Entre os títulos anunciados estão Macunaíma (1969), Dona Flor e Seus Dois Maridos (1976), Central do Brasil (1998), O Auto da Compadecida (2000), Cidade de Deus (2002), 5x Favela (1962), Ilha das Flores (1989) e Bacurau (2019).
A programação vai visitar espaços culturais e salas de exibição de Belo Horizonte (MG), Brasília (DF), Canaã dos Carajás (PA), Curitiba (PR), Fortaleza (CE), João Pessoa (PB), Porto Alegre (RS), Recife (PE), Rio de Janeiro (RJ), Salvador (BA), São Luiz (MA) e Vitória (ES).
No mês de outubro, uma exposição homônima será aberta na sede em São Paulo, além de ocupar uma estação de metrô e o ambiente digital. A história da Cinemateca e do cinema brasileiro será contada através da mescla de acervos documentais e recursos digitais.
Campanha
Para dar ênfase a esse novo capítulo, a instituição conta com a campanha midiática “Cinemateca Brasileira – Memória em Movimento”. O objetivo da ação é marcar o momento de reestruturação da Cinemateca, propiciar aproximação com o público através da memória afetiva e explicar a importante tarefa feita pela Cinemateca no audiovisual.
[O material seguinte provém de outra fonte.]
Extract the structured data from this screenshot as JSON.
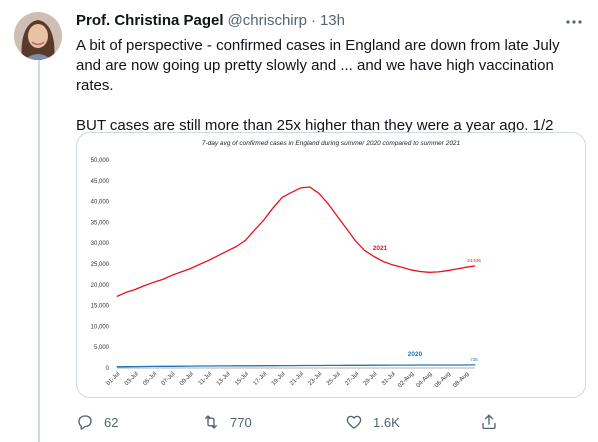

Com a produção de camisas, agendas e ecobags personalizadas com referência a grandes filmes e produções de TV nacionais, como a novela Mulheres de Areia (1973), da TV Tupi; Dona Flor e Seus Dois Maridos, de Bruno Barreto; e Central do Brasil, de Walter Salles, a campanha busca ser pop e popularizar, também, a Cinemateca Brasileira.
Dora reforça que a Cinemateca ainda não é conhecida nacionalmente. “A Cinemateca fica em São Paulo, mas ela é brasileira”. Segundo a diretora, a instituição precisa se mostrar ao público e instruir sobre o que é uma cinemateca: “devemos sair da máxima de que [cinemateca] é um lugar onde se guardam filmes velhos. São filmes antigos, sim, mas fundamentais para a cultura do país e a formação da sociedade. É papel da cinemateca levar ao público a importância do cinema brasileiro.”
O projeto Viva Cinemateca conta com o apoio do Itaú Cultural, do Instituto Cultural Vale e da Shell, com base na Lei Rouanet.